People with self-esteem issues can be hard work if they're not prepared to shoulder that responsibility for their issue. They get fixated on an event in the past, a relationship - or a cycle of relationships, as relationships happen in cycles because we seek to experience similar situations with the same person or similar people. These people end up with a distorted view of themselves and other people based on what happened in the past, and it gives them a skewed perspective of what is happening now and their interactions with other people.

Unfortunately these are not issues you can resolve on your own, but through your interaction with other people. However the solution requires taking responsibility for your issue, admitting to it, paying particular attention to how you interact with people, and working through it with with someone close to you. However some people aren't prepared to do that because it's either much easier to deny that there's an issue in the first place or to settle for the short term gratification of the attention gained by people going 'oh dear' and 'poor you' and even 'I know, people suck these days'. Until these people start taking responsibility for their issues the whole friendship can degenerate into a series of emotional and mind games where you are always going to end up the loser and the issues always going to win.

There's also the other issue in that, if someone reaches out and you extend a hand to help them, unless you define the conditions and state clearly how you can help, you take on a responsibility to help that person unconditionally through whatever and amen. This isn't really an issue if the person is going to do something with that help and make those first steps in helping themselves, but not everybody is like that.

And so we have the situation presented in the OP, and for me it's still a tale of weakness on both sides. Your friend is being weak through not facing up to or assuming responsibility for her issues - which is a large part of the solution here, it must be said, because we all carry a major part of the responsibility for the way people treat us. You got involved in her issues and mind games to the point where it got too much and you snapped, This is your weakness. This conversation could have happened a long time before, but didn't. It didn't need to reach the point of harsh words and a confrontation.
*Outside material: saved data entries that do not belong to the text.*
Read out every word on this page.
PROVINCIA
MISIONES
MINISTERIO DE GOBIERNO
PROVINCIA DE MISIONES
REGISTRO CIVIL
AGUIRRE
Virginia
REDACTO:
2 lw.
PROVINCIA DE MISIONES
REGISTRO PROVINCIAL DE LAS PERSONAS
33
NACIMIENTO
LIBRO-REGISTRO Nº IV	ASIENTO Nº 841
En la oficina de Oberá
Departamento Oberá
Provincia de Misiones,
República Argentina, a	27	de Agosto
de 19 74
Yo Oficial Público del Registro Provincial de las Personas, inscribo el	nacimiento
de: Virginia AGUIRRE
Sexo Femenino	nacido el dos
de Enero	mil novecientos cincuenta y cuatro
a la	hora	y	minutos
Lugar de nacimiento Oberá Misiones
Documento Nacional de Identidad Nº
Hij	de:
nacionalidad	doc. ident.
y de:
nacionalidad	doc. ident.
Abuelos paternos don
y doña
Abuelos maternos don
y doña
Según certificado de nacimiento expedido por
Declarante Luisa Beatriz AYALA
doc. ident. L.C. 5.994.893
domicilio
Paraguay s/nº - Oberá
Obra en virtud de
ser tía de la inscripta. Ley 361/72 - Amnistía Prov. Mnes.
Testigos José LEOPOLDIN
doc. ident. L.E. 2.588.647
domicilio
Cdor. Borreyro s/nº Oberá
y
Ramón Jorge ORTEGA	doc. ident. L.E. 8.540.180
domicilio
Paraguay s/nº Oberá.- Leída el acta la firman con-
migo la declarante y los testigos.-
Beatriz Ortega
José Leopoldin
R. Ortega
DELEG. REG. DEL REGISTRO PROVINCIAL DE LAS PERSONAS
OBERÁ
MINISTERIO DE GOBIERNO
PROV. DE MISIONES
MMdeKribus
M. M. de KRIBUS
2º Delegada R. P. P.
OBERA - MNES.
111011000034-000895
I would suggest that it's your weakness which was behind the guilt trip when you started the thread. Not that it matters that much because your 'friend' instead of pausing for reflection as to why you responded as you did has simply gone on her sweet merry way and held you responsible.

It's a kind of a lose lose situation when you look at it from a certain perspective. You are minus a friend, she is not just minus a friend but also another opportunity to get some help and support to overcome her issues (only her skewed perspective is blinding her to this) and the only winner here is her self-esteem issue.

But then again it's okay to be weak, and in fact there's a certain amount of strength and character involved in admitting to your own weaknesses, embracing them, and being responsible for them.

But then again it isn't the times of weakness which are important here, but what you do during these times, and whether you can find strength and wisdom to overcome your weaknesses during these times and this to me is what life is all about.